By Jeph Ajobaju, Chief Copy Editor
Royal Dutch Shell, ExxonMobil, Total, Eni, and other oil majors are slashing billions in spending after dips in their profits in Nigeria, and are relocating money to renewable fuels, focusing on cost-effective markets.
Nigeria attracted $3 billion or 4 per cent of the $70 billion voted for new projects in Africa between 2015 and 2019, which experts see as a warning shot to an economy that relies on oil.
The Nation reports that Nigeria’s loss is the gain of other African countries such as Angola and Sao Tome and Principe where some international oil companies (IOCs) have made major investments in recent years.
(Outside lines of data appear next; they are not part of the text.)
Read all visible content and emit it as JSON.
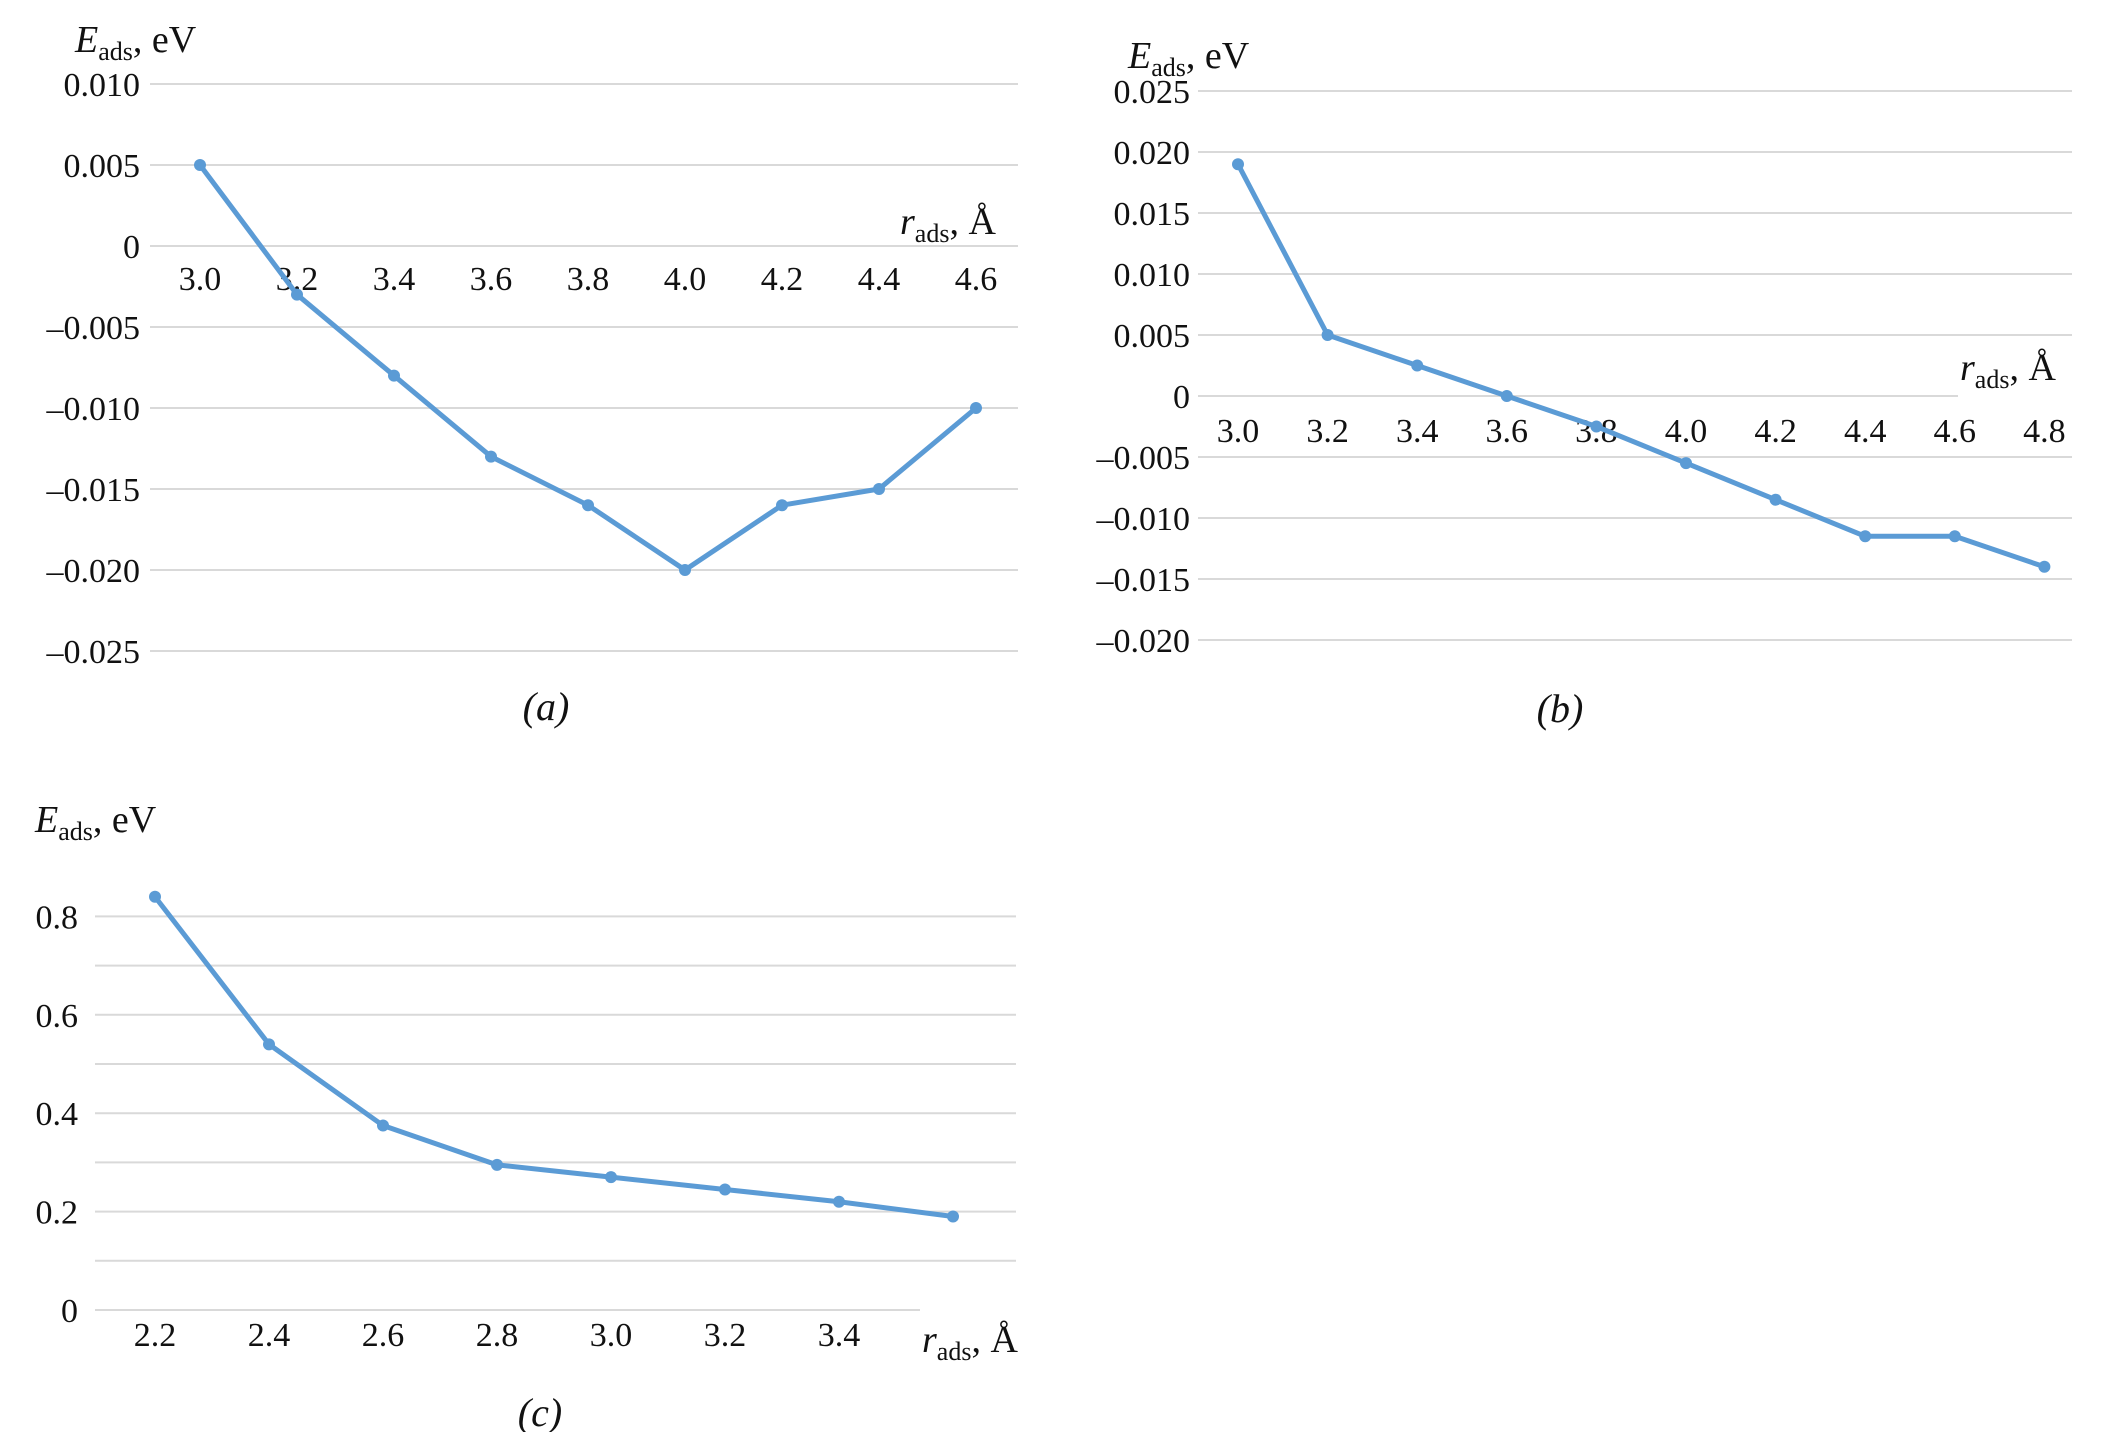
{
  "chart_data": [
    {
      "type": "line",
      "panel": "(a)",
      "ylabel": {
        "symbol": "E",
        "sub": "ads",
        "unit": ", eV"
      },
      "xlabel": {
        "symbol": "r",
        "sub": "ads",
        "unit": ", Å"
      },
      "x": [
        3.0,
        3.2,
        3.4,
        3.6,
        3.8,
        4.0,
        4.2,
        4.4,
        4.6
      ],
      "xtick_labels": [
        "3.0",
        "3.2",
        "3.4",
        "3.6",
        "3.8",
        "4.0",
        "4.2",
        "4.4",
        "4.6"
      ],
      "values": [
        0.005,
        -0.003,
        -0.008,
        -0.013,
        -0.016,
        -0.02,
        -0.016,
        -0.015,
        -0.01
      ],
      "yticks": [
        0.01,
        0.005,
        0,
        -0.005,
        -0.01,
        -0.015,
        -0.02,
        -0.025
      ],
      "ytick_labels": [
        "0.010",
        "0.005",
        "0",
        "–0.005",
        "–0.010",
        "–0.015",
        "–0.020",
        "–0.025"
      ],
      "ylim": [
        -0.025,
        0.01
      ],
      "grid": true
    },
    {
      "type": "line",
      "panel": "(b)",
      "ylabel": {
        "symbol": "E",
        "sub": "ads",
        "unit": ", eV"
      },
      "xlabel": {
        "symbol": "r",
        "sub": "ads",
        "unit": ", Å"
      },
      "x": [
        3.0,
        3.2,
        3.4,
        3.6,
        3.8,
        4.0,
        4.2,
        4.4,
        4.6,
        4.8
      ],
      "xtick_labels": [
        "3.0",
        "3.2",
        "3.4",
        "3.6",
        "3.8",
        "4.0",
        "4.2",
        "4.4",
        "4.6",
        "4.8"
      ],
      "values": [
        0.019,
        0.005,
        0.0025,
        0.0,
        -0.0025,
        -0.0055,
        -0.0085,
        -0.0115,
        -0.0115,
        -0.014
      ],
      "yticks": [
        0.025,
        0.02,
        0.015,
        0.01,
        0.005,
        0,
        -0.005,
        -0.01,
        -0.015,
        -0.02
      ],
      "ytick_labels": [
        "0.025",
        "0.020",
        "0.015",
        "0.010",
        "0.005",
        "0",
        "–0.005",
        "–0.010",
        "–0.015",
        "–0.020"
      ],
      "ylim": [
        -0.02,
        0.025
      ],
      "grid": true
    },
    {
      "type": "line",
      "panel": "(c)",
      "ylabel": {
        "symbol": "E",
        "sub": "ads",
        "unit": ", eV"
      },
      "xlabel": {
        "symbol": "r",
        "sub": "ads",
        "unit": ", Å"
      },
      "x": [
        2.2,
        2.4,
        2.6,
        2.8,
        3.0,
        3.2,
        3.4,
        3.6
      ],
      "xtick_labels": [
        "2.2",
        "2.4",
        "2.6",
        "2.8",
        "3.0",
        "3.2",
        "3.4"
      ],
      "values": [
        0.84,
        0.54,
        0.375,
        0.295,
        0.27,
        0.245,
        0.22,
        0.19
      ],
      "yticks": [
        0.8,
        0.6,
        0.4,
        0.2,
        0
      ],
      "ytick_labels": [
        "0.8",
        "0.6",
        "0.4",
        "0.2",
        "0"
      ],
      "ylim": [
        0,
        0.9
      ],
      "grid": true
    }
  ],
  "colors": {
    "series": "#5b9bd5",
    "grid": "#d9d9d9"
  }
}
Nigeria’s loss, Sao Tome and Principe’s gain
Sao Tome and Principe is being courted by oil companies from far and near.
A consortium of US firms, including Chevron Texaco and ExxonMobil, is among the first to secure oil licence in that country along with a Norwegian company, EER, which netted over $70 million with many other prospects.
Delta State Environment Commissioner, Onogba Christian, told The Nation that oil majors like Shell and Chevron may have been compelled by Nigeria’s socioeconomic realities that make the operating environment bad for their business.
“The first ominous sign that presented itself was the deliberate efforts by the international oil companies (IOCs) to relocate their headquarters outside the Niger Delta region. When that happened a few years back, it was a bad signal.
“Of course, you cannot lay all the blame on the IOCs entirely because no businessman wants to invest in an area where insecurity is a big issue. The problem really has to do with the issue third party interference, poor legislation among other factors which are genuine reasons to affect investment decisions,” Christian said.
He urged Abuja to ensure an enabling environment for business to thrive, saying: “I’m convinced that once there is a level of assurance that their investments can be guaranteed many of these oil managers that have exited the country will come back.”
Jasper Jumbo, Chairman/CEO of Niger Delta Projects Consortium, added that “nobody wants to do business in an environment of chaos. Once peaceful co-existence is a challenge no business can survive under such a circumstance.”
International energy companies are concerned that proposals in Nigeria’s long-delayed oil industry law will deter investment in new offshore projects.
Demand for royalty relief
In a joint presentation, the Oil Producers Trade Section (OPTS) urged lawmakers to remove a proposed hydrocarbon tax as producers will still be subject to companies income tax.
“Our review of the Petroleum Industry Bill shows that deepwater provisions do not provide a favorable environment for future investments and for the launching of new projects,” Mike Sangster, managing director of Total SE’s Nigeria unit, told lawmakers at a hearing in Abuja.
To boost new investment, the proposed law should grant deepwater oil projects full royalty relief for the first five years of production or a graduated royalty scheme, argued Sangster, who chairs the OPTS which comprises 30 producers, among them Total, Royal Dutch Shell, Exxon Mobil Corp, Chevron Corp, and Eni SpA.
The bill – two decades in the making – will streamline how Nigeria’s energy assets are operated and funded.
The bill, first presented to the National Assembly in 2008, is held up by political wrangling and objections from IOCs that the government is demanding an excessive increase in revenue.
Failure to pass the bill “has been a major drag” on the oil and gas sector, Senate President Ahmad Lawan said at the public hearing on the bill in January.
The delay has harmed Nigeria’s ability to “attract both local and foreign capital” at a time of greater competition with other resource-rich nations, he stressed.